I apologize, but I don’t mean it. I hurt myself because I can’t tell him how I really feel. Because it would only make him drink more, or disappear on me again.
I hurt myself because deep down, I’m angry at me for being here, again.
This morning I found out from a third party that V lost his job. I was blindsinded, again. It is humiliating to find out news like that, from strangers about the person you’re supposed to be closest to. There were a couple of people there and they just looked at me with such pity.
I’m not even angry. When I called V and asked him about it, he came clean. Somehow, that’s become good enough. Just tell me the truth….when I ask.
It will be fine though…. It has to be.
Sometimes I want a glass of wine. Sometimes I want to drink the whole bottle. I don’t drink. Not out of necessity, but out of choice. I want to be supportive so I stand in solidarity with the alcoholic. I don’t drink. Not even when I’m alone. I feel too guilty to do it behind his back. Not that he has ever asked me to abstain. In fact, on many occasions he has said he wouldn’t care of I did. Still, I feel like if I drink, I am betraying him somehow.
But God, there are some days when I really, really want to.
He drank again. Walking through the grocery store, I had a fantasy. There was a huge alcohol display showcasing current deals. I picked up a bottle and looked at it. In my mind, I saw myself smashing the bottle on the ground. Then another, and another. Screaming obscenities at the bottles as I viciously cast them into oblivion. I kept breaking bottles until the whole aisle was a mess of broken glass and running liquid.
I fucking hate alcohol.
Alcoholism chips away at you. It chips away at your dignity, self-respect, self-esteem, boundaries, morals, and sanity.

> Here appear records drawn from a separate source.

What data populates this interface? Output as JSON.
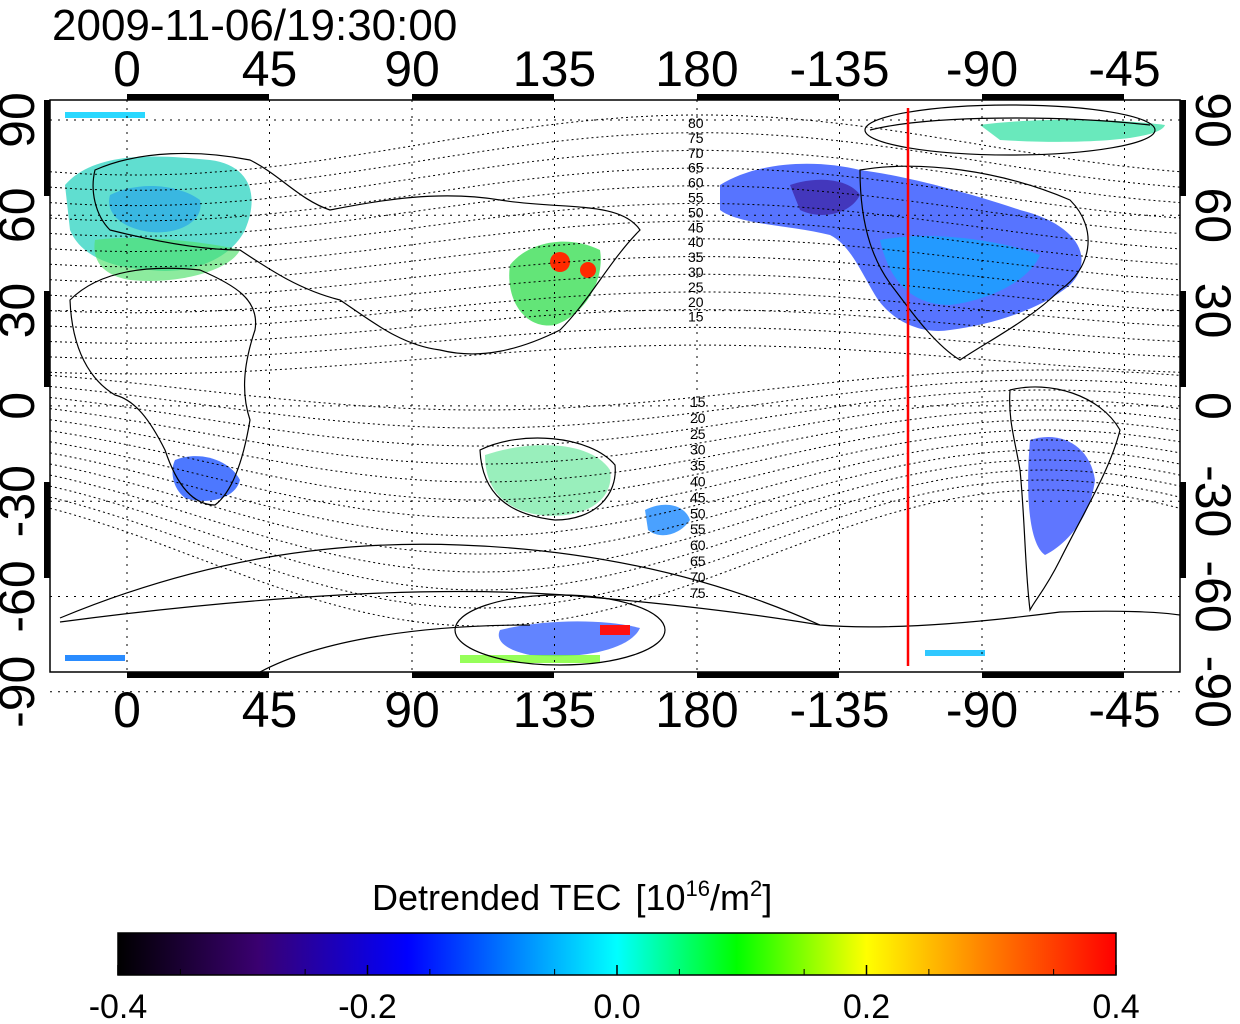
{
  "timestamp": "2009-11-06/19:30:00",
  "map": {
    "lon_ticks": [
      "0",
      "45",
      "90",
      "135",
      "180",
      "-135",
      "-90",
      "-45"
    ],
    "lat_ticks": [
      "90",
      "60",
      "30",
      "0",
      "-30",
      "-60",
      "-90"
    ],
    "contour_labels_north": [
      "80",
      "75",
      "70",
      "65",
      "60",
      "55",
      "50",
      "45",
      "40",
      "35",
      "30",
      "25",
      "20",
      "15"
    ],
    "contour_labels_south": [
      "15",
      "20",
      "25",
      "30",
      "35",
      "40",
      "45",
      "50",
      "55",
      "60",
      "65",
      "70",
      "75"
    ],
    "marker_line_color": "#ff0000",
    "grid": "dotted"
  },
  "colorbar": {
    "title": "Detrended TEC",
    "unit_base": "[10",
    "unit_exp": "16",
    "unit_mid": "/m",
    "unit_exp2": "2",
    "unit_end": "]",
    "ticks": [
      "-0.4",
      "-0.2",
      "0.0",
      "0.2",
      "0.4"
    ],
    "min": -0.4,
    "max": 0.4,
    "colors": [
      "#000000",
      "#3a0070",
      "#0000ff",
      "#00ffff",
      "#00ff00",
      "#ffff00",
      "#ff8000",
      "#ff0000"
    ]
  }
}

It leaves you wondering if you can survive another day, another hour, another minute.
It is insidious; cunning, baffling, powerful.
And you don’t even have to pick up a drink to be affected by it…
V canceled our plans last minute for the second day in a row. Work conflicts. He could be telling the truth or he could be lying through his teeth. I really don’t know. Not too long ago, he canceled at the drop of a hat to drink. His sudden canceling takes me back to those awful days. Commitments are important to me. He has only begun to show that he is able and willing to follow through on his word, but it’s only been two weeks. Even in that time, things have ‘come up.’
I am practicing just leaving it alone. Not prying, just saying okay to whatever the excuse or situation is. Today I even pretended that I was happy that he was staying at work. He said it was related to a potential promotion, so I tried to be supportive.
He doesn’t know that I was crying when I sent the message.
I wonder if it will be like this forever. Will it always hurt or will I just become callused and angry? Will there come a day when I can actually trust him?
I guess only time will tell.
At one time I said, I wish V was back in my life because I thought it would be easier to deal with an active alcoholic than to be without him. Talk about insanity. Now that V is back, the anxiety hasn’t lifted at all, it fact, at times it is worse!
When he doesn’t respond to a message in what I believe is an appropriate time, each time we have a planned date, or simply being around him trying to decipher if he had drank that day, I go into panic mode.
There is still a part of me that believes that I can control alcoholism. There is a bigger part of me that simply doesn’t want to be hurt again. Yet, all I am doing is hurting myself by constantly worrying about his addiction. If he is going to drink, he is going to do it regardless of my action or inaction.
Although I keep telling myself this, it is hard to not live in fear. After an emotional talk with my sponsor, she suggested that I ask my higher power for help letting go of control.
What a terrifying thought, letting go. Some how I got it in my head that I am responsible for the world. Deep inside this psyche, I really do not trust in the Universe. Life feels chaotic and full of bad things that could happen if I don’t tread carefully. I think I am going to be on Step 3 for a while.